Polres Bekasi Ringkus Pemalsu Kartu Vaksin dan Surat Antigen

Oleh Rinaldo pada 04 Agu 2021, 01:17 WIB
Diperbarui 04 Agu 2021, 01:17 WIB
Vaksinasi Covid-19 Nakes Lansia Tahap Pertama
Perbesar
Dokter menunjukkan Kartu Vaksinasi Covid-19 usai divaksin di Puskesmas Cengkareng, Jakarta Barat, Selasa (9/2/2021). Vaksinasi Sinovac yang dilakukan secara paralel untuk tenaga kesehatan di atas 60 tahun dilakukan karena mereka rentan tertular virus Covid-19. (Liputan6.com/Fery Pradolo)

Liputan6.com, Jakarta Kepolisian Resor Metro Bekasi, Jawa Barat, meringkus dua orang karyawan tempat usaha fotokopi berinisial AI dan HH yang terbukti melakukan tindak pidana pemalsuan dokumen kartu vaksinasi dan surat hasil pemeriksaan rapid antigen.

Kapolres Metro Bekasi Komisaris Besar Hendra Gunawan mengatakan penangkapan kedua pelaku ini berawal dari laporan masyarakat yang menyebut tempat fotokopi yang diduga menyediakan jasa pembuatan kartu vaksin dan surat hasil antigen palsu di Jalan Raya Industri Pasir Gombong, Kecamatan Cikarang Utara.

"Saat ditelusuri, laporan tersebut rupanya terbukti. Tim Opsnal mendatangi tempat tersebut guna melakukan klarifikasi informasi tersebut," kata Hendra di Cikarang, Selasa (3/8/2021).

Dari hasil pemeriksaan, pemalsuan kartu vaksin dan surat antigen itu dilakukan pelaku dengan mengandalkan mesin scan. Kartu vaksin dan surat hasil antigen mereka pindai hingga menjadi soft file.

"Didapati bahwa AI dan HH (karyawan) memiliki file scan dan softcopy dari kartu vaksin, hasil pemeriksaan rapid antigen dan antibodi di dalam komputer. HH dan AI berikut barang bukti diamankan ke Polres Metro Bekasi," katanya seperti dikutip Antara.

Ide pemalsuan ini muncul saat kedua pelaku menerima jasa memindai dokumen asli kartu vaksin dan hasil tes antigen. Hasil pemindaian itu kemudian mereka simpan. Ketika ada masyarakat yang membutuhkan, mereka kemudian mengubahnya menggunakan aplikasi photoshop.

"Pelaku membuat dokumen tersebut dengan cara, men-scan dokumen asli dari pelanggan lalu disimpan untuk kemudian diedit keterangan yang ada di dalamnya menggunakan photoshop dan dijual ke orang yang memerlukannya atau mengubah waktu pembuatan dan masa berlaku yang tertera di surat hasil pemeriksaan rapid," ucapnya.

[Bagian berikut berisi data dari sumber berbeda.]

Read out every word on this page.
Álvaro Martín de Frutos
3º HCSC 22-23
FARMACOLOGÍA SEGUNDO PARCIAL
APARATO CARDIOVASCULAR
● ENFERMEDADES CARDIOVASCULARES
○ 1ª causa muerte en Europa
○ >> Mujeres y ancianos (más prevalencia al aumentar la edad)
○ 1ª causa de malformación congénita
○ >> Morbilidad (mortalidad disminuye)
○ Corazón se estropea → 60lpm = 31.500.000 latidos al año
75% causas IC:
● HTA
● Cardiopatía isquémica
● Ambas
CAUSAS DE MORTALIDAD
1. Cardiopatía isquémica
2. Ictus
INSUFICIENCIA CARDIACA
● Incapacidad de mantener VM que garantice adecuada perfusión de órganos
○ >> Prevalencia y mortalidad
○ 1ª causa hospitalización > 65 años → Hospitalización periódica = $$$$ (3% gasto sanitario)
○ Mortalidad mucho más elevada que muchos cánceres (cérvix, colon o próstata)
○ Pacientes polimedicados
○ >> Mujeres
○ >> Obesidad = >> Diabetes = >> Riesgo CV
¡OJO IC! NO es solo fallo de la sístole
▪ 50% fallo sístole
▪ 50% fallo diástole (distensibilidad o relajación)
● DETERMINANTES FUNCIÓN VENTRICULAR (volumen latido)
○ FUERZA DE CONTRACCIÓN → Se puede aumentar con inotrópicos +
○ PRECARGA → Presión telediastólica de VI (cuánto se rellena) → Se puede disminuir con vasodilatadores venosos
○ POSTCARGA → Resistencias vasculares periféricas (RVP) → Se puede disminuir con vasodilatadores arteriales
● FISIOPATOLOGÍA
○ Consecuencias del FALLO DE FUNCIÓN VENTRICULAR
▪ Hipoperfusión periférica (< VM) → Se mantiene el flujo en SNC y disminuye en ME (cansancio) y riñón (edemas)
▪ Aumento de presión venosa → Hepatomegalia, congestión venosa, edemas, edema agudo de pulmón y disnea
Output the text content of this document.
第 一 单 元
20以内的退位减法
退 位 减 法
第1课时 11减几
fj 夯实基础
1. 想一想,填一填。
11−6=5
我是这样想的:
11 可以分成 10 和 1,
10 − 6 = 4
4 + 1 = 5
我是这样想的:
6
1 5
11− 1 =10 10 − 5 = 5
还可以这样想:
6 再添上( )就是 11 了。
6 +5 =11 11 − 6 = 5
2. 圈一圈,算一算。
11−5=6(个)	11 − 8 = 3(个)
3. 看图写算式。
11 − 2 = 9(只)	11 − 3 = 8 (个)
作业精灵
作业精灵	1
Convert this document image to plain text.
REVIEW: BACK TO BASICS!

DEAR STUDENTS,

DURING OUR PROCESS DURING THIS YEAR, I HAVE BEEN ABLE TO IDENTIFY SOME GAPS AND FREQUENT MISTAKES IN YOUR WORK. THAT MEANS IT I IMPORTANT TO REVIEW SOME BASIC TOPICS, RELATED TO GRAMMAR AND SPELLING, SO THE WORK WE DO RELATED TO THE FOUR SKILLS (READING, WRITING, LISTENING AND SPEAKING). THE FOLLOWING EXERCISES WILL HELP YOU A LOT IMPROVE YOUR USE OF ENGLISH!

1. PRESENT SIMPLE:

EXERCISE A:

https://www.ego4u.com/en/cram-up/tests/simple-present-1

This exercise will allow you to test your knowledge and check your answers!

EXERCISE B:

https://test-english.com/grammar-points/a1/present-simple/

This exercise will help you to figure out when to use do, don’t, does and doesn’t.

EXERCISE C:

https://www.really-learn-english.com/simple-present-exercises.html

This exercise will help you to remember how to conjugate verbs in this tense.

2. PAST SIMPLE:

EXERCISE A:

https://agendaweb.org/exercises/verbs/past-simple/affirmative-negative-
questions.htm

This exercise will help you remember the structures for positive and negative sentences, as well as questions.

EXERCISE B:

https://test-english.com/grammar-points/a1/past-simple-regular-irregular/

Hendra mengatakan jasa pembuatan kartu vaksin dan hasil pemeriksaan rapid antigen dan antibodi palsu tersebut dilakukan pelaku sejak Juni 2021 lalu.

Kedua pelaku mengaku banyaknya masyarakat yang membutuhkan surat keterangan itu menjadi alasan mereka menerima jasa pemalsuan dokumen tersebut.

Hendra menyebut tarif pembuatan dokumen tersebut sebesar Rp 15.000-25.000 per lembar sedangkan keuntungan yang sudah diperoleh selama ini sebesar Rp 240.000.

"Karena kebutuhan untuk perjalanan atau bekerja. Tapi bukan berarti praktik semacam ini dibolehkan," katanya.

 

Saksikan video pilihan di bawah ini:

Scroll down untuk melanjutkan membaca

Amankan Barang Bukti

Selain menangkap pelaku polisi juga mengamankan sejumlah barang bukti berupa seperangkat personal komputer, satu unit printer merek Epson, satu unit scanner merk Canon, tiga lembar kartu vaksinasi, sembilan lembar surat hasil pemeriksaan antigen, dan empat lembar surat hasil pemeriksaan antibody.

Kedua pelaku dijerat pasal 32 Jo pasal 48 ayat (1) dan pasal 35 Jo pasal 51 ayat (1) Undang-undang Nomor 11 tahun 2008 tentang Informasi dan Transaksi Elektronik, kemudian pasal 263 ayat 1 dan pasal 268 ayat 1 KUHP.